AHRC Funding for Project on ‘Conservatism and Unionism in the UK, 1968-1997’
Congratulations to Dr Paul Corthorn on securing Arts and Humanities Research Council (AHRC) funding.
Queen’s University Belfast and the University of St Andrews have been awarded £492,630 by the Arts and Humanities Research Council (AHRC) for a project charting the historical evolution of the relationship between Conservatism and Unionism throughout the UK between 1968 and 1997. This was a pivotal juncture when a previously close association, forged amid the politics of the Irish Question in the late nineteenth and early twentieth century, unravelled – with far-reaching implications for the survival of the Union today, which are the subject of political science and wider public debate.

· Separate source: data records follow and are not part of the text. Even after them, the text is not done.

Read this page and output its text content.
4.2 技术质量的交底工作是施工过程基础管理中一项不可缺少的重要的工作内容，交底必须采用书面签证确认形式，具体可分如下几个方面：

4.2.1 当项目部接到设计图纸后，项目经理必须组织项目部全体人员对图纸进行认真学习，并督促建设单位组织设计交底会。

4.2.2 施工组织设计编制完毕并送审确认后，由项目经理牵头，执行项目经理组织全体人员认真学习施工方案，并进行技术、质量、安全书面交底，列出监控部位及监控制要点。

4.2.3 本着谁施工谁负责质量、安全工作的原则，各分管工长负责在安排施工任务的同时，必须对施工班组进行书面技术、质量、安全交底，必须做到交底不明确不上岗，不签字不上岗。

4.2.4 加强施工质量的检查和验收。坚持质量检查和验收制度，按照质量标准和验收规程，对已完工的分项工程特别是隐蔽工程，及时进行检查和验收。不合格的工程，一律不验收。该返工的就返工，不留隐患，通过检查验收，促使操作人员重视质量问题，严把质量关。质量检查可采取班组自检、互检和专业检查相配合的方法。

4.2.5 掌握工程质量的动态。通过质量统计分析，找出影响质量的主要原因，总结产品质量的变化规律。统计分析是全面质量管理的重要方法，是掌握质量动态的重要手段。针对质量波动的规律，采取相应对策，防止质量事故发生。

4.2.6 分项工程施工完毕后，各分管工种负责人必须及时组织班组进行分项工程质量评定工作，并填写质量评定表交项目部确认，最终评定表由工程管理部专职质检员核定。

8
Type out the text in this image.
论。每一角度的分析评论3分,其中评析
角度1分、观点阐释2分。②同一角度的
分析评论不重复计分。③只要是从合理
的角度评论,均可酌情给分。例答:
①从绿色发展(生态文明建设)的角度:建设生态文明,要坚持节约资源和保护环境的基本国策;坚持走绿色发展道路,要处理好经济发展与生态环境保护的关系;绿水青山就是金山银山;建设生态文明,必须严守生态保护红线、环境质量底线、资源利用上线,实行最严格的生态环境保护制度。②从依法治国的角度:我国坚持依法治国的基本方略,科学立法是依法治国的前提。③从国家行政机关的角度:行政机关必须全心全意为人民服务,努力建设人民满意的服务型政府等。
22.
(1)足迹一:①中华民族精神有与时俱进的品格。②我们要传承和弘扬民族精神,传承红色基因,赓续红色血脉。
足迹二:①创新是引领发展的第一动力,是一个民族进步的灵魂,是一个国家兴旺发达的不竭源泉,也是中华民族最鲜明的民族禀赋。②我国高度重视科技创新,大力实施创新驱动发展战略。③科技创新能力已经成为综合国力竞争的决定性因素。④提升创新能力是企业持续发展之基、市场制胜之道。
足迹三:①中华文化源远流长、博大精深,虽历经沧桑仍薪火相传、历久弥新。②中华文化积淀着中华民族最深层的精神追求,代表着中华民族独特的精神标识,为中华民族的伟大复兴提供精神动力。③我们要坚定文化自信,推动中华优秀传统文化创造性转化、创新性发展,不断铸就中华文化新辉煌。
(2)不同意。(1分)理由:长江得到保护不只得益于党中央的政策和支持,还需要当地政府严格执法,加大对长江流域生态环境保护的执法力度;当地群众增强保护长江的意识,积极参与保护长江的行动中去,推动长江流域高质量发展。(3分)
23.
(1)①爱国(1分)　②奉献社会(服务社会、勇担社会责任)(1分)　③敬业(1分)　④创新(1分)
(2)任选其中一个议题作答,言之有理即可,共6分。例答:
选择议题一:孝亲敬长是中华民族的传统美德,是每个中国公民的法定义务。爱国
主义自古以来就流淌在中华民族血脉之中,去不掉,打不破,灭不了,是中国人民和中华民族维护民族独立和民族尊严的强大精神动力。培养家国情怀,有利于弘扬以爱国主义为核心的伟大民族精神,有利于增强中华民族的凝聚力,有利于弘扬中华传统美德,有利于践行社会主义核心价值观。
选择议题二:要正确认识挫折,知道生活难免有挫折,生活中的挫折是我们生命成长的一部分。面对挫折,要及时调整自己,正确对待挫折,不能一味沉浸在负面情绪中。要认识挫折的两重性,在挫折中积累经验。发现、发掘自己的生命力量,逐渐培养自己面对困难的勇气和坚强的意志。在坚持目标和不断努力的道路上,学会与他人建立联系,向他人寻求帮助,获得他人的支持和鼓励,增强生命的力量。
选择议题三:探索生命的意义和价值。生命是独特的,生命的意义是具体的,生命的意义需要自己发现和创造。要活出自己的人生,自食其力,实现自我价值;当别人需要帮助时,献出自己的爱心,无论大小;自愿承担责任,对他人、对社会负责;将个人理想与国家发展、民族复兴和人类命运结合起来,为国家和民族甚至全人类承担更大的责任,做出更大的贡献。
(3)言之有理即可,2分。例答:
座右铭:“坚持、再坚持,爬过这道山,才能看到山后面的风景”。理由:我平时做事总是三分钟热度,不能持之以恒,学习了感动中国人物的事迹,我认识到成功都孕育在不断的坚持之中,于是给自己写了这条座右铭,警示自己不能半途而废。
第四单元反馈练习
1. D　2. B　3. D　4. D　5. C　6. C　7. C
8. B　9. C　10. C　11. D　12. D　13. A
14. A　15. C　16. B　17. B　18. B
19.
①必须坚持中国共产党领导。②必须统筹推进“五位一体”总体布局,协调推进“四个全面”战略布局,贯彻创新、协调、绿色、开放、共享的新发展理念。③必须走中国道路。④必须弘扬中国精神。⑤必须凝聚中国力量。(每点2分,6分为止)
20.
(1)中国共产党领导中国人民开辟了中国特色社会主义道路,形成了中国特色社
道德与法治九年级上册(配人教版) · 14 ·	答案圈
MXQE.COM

This three-year project is a collaboration between Paul Corthorn from Queen’s, the Principal Investigator (PI), who has an established research record in twentieth-century British Conservatism and Ulster Unionism, and Malcolm Petrie from St Andrews, the Co-Investigator (CI), an expert in twentieth-century Scottish politics.
Aiming to produce a trade book for a wide academic and popular audience, we will grapple with questions about the constitutional form that the Union should take, especially arguments over devolution, and the underpinnings of it, sometimes dubbed Britishness. With a Postdoctoral Research Assistant, we will draw on a rich archival base, including hitherto un-used sources. Concentrating on political ideas, but placing them in the context of party politics, we will investigate the impact of disputes over membership of the European Community/European Union, the advance of neoliberalism and the end of the Cold War.
Our public and academic impact strategy includes: a public conference at PRONI; a talk at the Linen Hall Library; a workshop at the National Library of Wales; and a History & Policy event, featuring a recorded ‘witness seminar’ with politicians active in the late twentieth century. We will also be collaborating with the History Teachers’ Association of Northern Ireland to produce an on-line GCSE resource on Ulster Unionism in UK perspective.
Paul Corthorn is Reader in Modern British History in the School of History, Anthropology, Philosophy and Politics at Queen’s University Belfast. He is the author of Enoch Powell: Politics and Ideas in Modern Britain (Oxford University Press, 2019).
Malcolm Petrie is Lecturer in Late Modern Scottish History in the School of History at the University of St Andrews. He is the author of Politics and the People: Scotland, 1945-1979 (Edinburgh University Press, forthcoming, 2022).